The Teachers Service Commission (TSC) is staring at a possible crisis as teachers stay away from registering for Teacher Professional Development (TPD) training.
According to TSC all serving teachers will be issued with a teaching certificate once the programme start. The certificates will also expire after five years and will be renewed only after taking TPD modules.
Sarah Ruto the Basic Education Chief Administrative Secretary revealed that only 20,000 teachers have applied for TPD programme scheduled to start this December.
TSC had directed teachers to enroll for the training in a bid to boost the implementation of CBC in schools.
The Commission picked Mount Kenya University, Kenyatta University, Riara University and Kenya Education Management Institute (KEMI) to offer TPD training.
The programme will be offered both face to face and virtually (online). Teachers will have face to face training once a year during the December school holidays.
Online training will be offered twice a year during the April and August school holidays.
However teachers are refusing to register for the programme which will cost sh. 6,000 yearly for thirty years.
TSC is facing opposition from different quarters with teachers unions, educationists, lawyers and Mps calling calling for the Commission to bear the cost of training teachers.
“Teachers are instrumental to the implementation of CBC, and the Ministry of Education’s emphasis for the teachers to go for advanced training is to fasten the roll-out of the programme by 2023,” stated Dr Ruto.
Speaking in Chemundu in Nandi on Thursday, Ruto noted that the shortage of skilled teachers threatens to slow down implementation of the new curriculum within the set time frame.
According to the teachers employer each of the 340,000 in its payroll must undertake the mandatory professional courses that will inform their promotion and professional growth.
“For now, we are urging teachers to exploit the existing funding from NG-CDF and county education bursaries. We know one of the critical challenges is lack of school fees, and we are asking them to just make efforts to acquire training for the betterment of our young generation,” said Ruto.

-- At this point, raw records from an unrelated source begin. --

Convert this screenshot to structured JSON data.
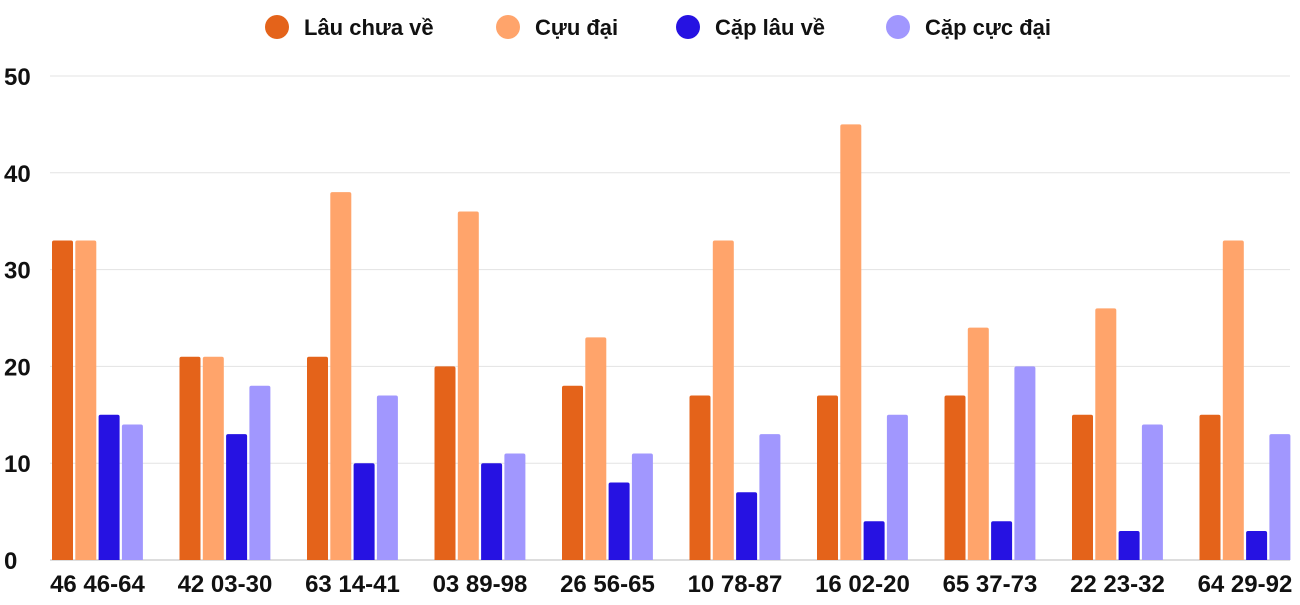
{
  "chart_data": {
    "type": "bar",
    "title": "",
    "xlabel": "",
    "ylabel": "",
    "ylim": [
      0,
      50
    ],
    "yticks": [
      0,
      10,
      20,
      30,
      40,
      50
    ],
    "grid": true,
    "legend_position": "top",
    "categories": [
      "46 46-64",
      "42 03-30",
      "63 14-41",
      "03 89-98",
      "26 56-65",
      "10 78-87",
      "16 02-20",
      "65 37-73",
      "22 23-32",
      "64 29-92"
    ],
    "series": [
      {
        "name": "Lâu chưa về",
        "color": "#E4631A",
        "values": [
          33,
          21,
          21,
          20,
          18,
          17,
          17,
          17,
          15,
          15
        ]
      },
      {
        "name": "Cựu đại",
        "color": "#FFA46B",
        "values": [
          33,
          21,
          38,
          36,
          23,
          33,
          45,
          24,
          26,
          33
        ]
      },
      {
        "name": "Cặp lâu về",
        "color": "#2612E2",
        "values": [
          15,
          13,
          10,
          10,
          8,
          7,
          4,
          4,
          3,
          3
        ]
      },
      {
        "name": "Cặp cực đại",
        "color": "#A197FE",
        "values": [
          14,
          18,
          17,
          11,
          11,
          13,
          15,
          20,
          14,
          13
        ]
      }
    ]
  }
}
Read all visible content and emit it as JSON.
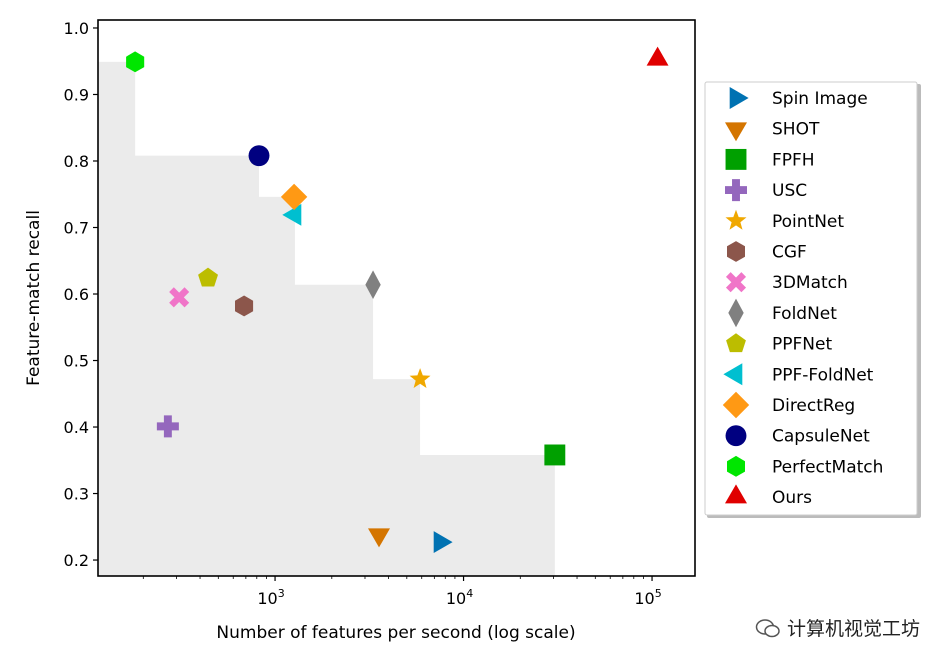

According to a TSC report, the Ministry of Education is targeting 218,000 teachers, in public and private primary schools who already have a P1 certificate to advance their training to support CBC roll-out.
“Despite the implementation hiccups, we are appealing to the parents and the guardians to ignore the critics of the CBC and support the programme equipping the young learners with the skills to tackle current challenges,” Ruto added.
She added: “Parents should shun the naysayers and pessimists. We are urging education stakeholders, including teachers, to sensitise the communities about the essence of the CBC to debunk any negative attitude bound to derail the programme at expense of the young learners.”
A concept report by TSC established that most teachers are inadequately trained while some do not adhere to prescribed professional standards, which adversely affect performance.
The teachers’ employer says the recent trends in Primary Teacher Education (PTE) revealed teachers’ weaknesses in ineffective teaching strategies, preparation of professional records, poor classroom management, incompetency in handling learners with special needs and weak assessment and feedback skills that necessitates the training.
TSC says some school heads are not able to analyse books of accounts, communicate effectively with teachers and parents, build a spirit of shared goals for school improvement and also have poor resource utilisation abilities.
In addition to these, TSC says content knowledge among a majority of teachers does not attain the set benchmark in English, Mathematics and Science due to poor content mastery.
It is against this backdrop that TSC is seeking to provide teachers with professional training and support throughout their teaching career.
TSC launched TPD programme on 22nd September 2021 and has since escalated campaigns for teachers to register for training which starts in December 2021.
The Commission says it has a statutory mandate through TSC Act 2012 section 11(e) to facilitate professional development for teachers.
“Section 35(2)(a) and (b) of the Act and Regulations 48 & 49 of Code of Regulations for Teachers states that, all teachers are obligated to undertake professional development courses as prescribed by the Commission from time to time,” reads TPD framework.